Özellikle uzun yıllardır hiçbir görevini yerine getirmeyenlere sıradan kendi
halinde bir vatandaş olarak bazı sorular sormak gerekiyor, bu sorular sağcı
bireyleri ve Kürtleri kapsamıyor, sorular kendi değerlerine ihanet halinde
olan, gerçekleri ret eden hayal dünyasına gömülmüş, ölmüş eski tüfeklerin
fotoğraflarının arkasına saklanarak prim peşinde koşanlara, umut olacağım deyip
olamayanlaradır.
Biliyorum ki aranızda böyle insanlar hiç yok.

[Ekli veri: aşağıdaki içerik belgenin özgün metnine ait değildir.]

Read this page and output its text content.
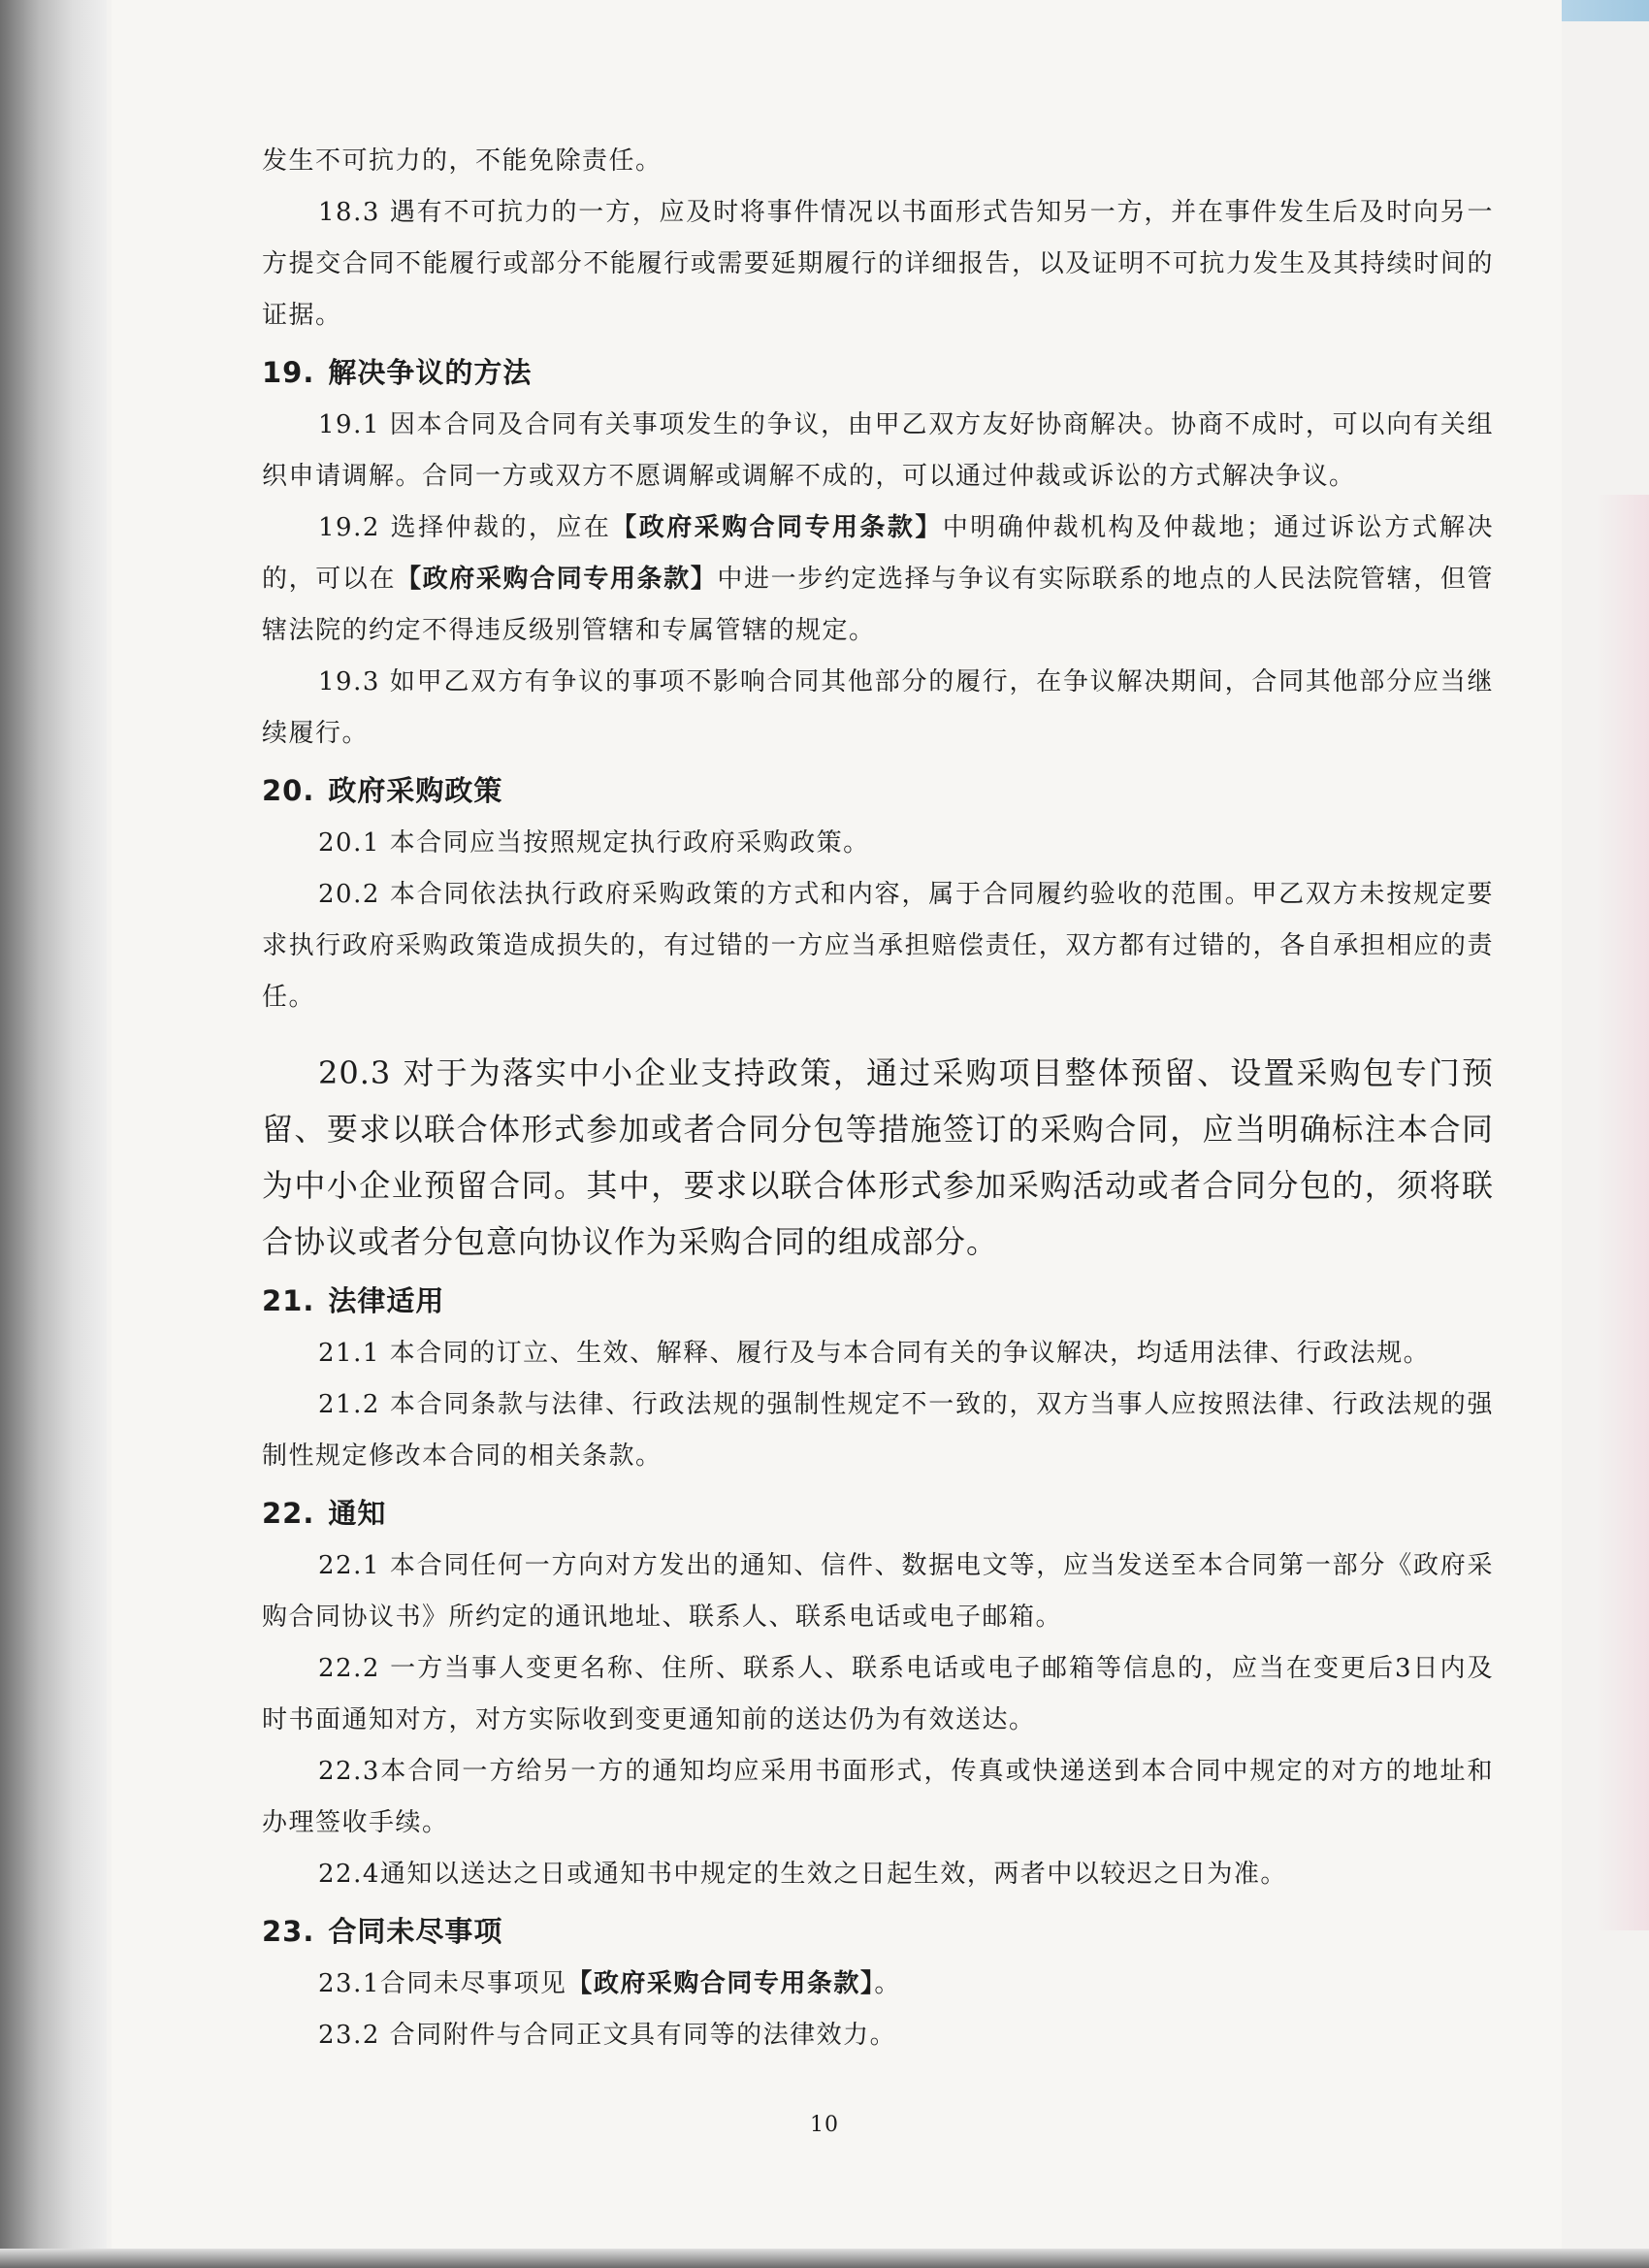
发生不可抗力的，不能免除责任。

18.3 遇有不可抗力的一方，应及时将事件情况以书面形式告知另一方，并在事件发生后及时向另一方提交合同不能履行或部分不能履行或需要延期履行的详细报告，以及证明不可抗力发生及其持续时间的证据。

19. 解决争议的方法

19.1 因本合同及合同有关事项发生的争议，由甲乙双方友好协商解决。协商不成时，可以向有关组织申请调解。合同一方或双方不愿调解或调解不成的，可以通过仲裁或诉讼的方式解决争议。

19.2 选择仲裁的，应在【政府采购合同专用条款】中明确仲裁机构及仲裁地；通过诉讼方式解决的，可以在【政府采购合同专用条款】中进一步约定选择与争议有实际联系的地点的人民法院管辖，但管辖法院的约定不得违反级别管辖和专属管辖的规定。

19.3 如甲乙双方有争议的事项不影响合同其他部分的履行，在争议解决期间，合同其他部分应当继续履行。

20. 政府采购政策

20.1 本合同应当按照规定执行政府采购政策。

20.2 本合同依法执行政府采购政策的方式和内容，属于合同履约验收的范围。甲乙双方未按规定要求执行政府采购政策造成损失的，有过错的一方应当承担赔偿责任，双方都有过错的，各自承担相应的责任。

20.3 对于为落实中小企业支持政策，通过采购项目整体预留、设置采购包专门预留、要求以联合体形式参加或者合同分包等措施签订的采购合同，应当明确标注本合同为中小企业预留合同。其中，要求以联合体形式参加采购活动或者合同分包的，须将联合协议或者分包意向协议作为采购合同的组成部分。

21. 法律适用

21.1 本合同的订立、生效、解释、履行及与本合同有关的争议解决，均适用法律、行政法规。

21.2 本合同条款与法律、行政法规的强制性规定不一致的，双方当事人应按照法律、行政法规的强制性规定修改本合同的相关条款。

22. 通知

22.1 本合同任何一方向对方发出的通知、信件、数据电文等，应当发送至本合同第一部分《政府采购合同协议书》所约定的通讯地址、联系人、联系电话或电子邮箱。

22.2 一方当事人变更名称、住所、联系人、联系电话或电子邮箱等信息的，应当在变更后3日内及时书面通知对方，对方实际收到变更通知前的送达仍为有效送达。

22.3本合同一方给另一方的通知均应采用书面形式，传真或快递送到本合同中规定的对方的地址和办理签收手续。

22.4通知以送达之日或通知书中规定的生效之日起生效，两者中以较迟之日为准。

23. 合同未尽事项

23.1合同未尽事项见【政府采购合同专用条款】。

23.2 合同附件与合同正文具有同等的法律效力。

10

Yani (Bu yani lafından nefret ederim, Türkçe bir sözcük değildir.) görürseniz böylelerini, tabi böyle insanlar yakın çevrenizde asla yoktur amma siz de sorabilirsiniz.
Şu anki durumum bir arkadaşımın dediği şekilde şöyledir, ben ateist değilim, sadece inanacak Tanrı bulamıyorum.
1.Fakir Kürt insanlar kör kurşunlarla öldürüldüğünde dayanışma olarak tepki koyup empati öğütleyen sol kurumlarımız bu patlamanın ikincisi sorumlusu olan hayalperest örgüte neden kapsamlı eleştiri getiremiyor? Koskoca oligarşiye dikilenler ağzını neden açamıyor, ne çıkarınız var? Yoksa sizin çocuk akademisyen olma arefesinde mi? Belki eleştirildi de ben mi göremiyorum, olabilir.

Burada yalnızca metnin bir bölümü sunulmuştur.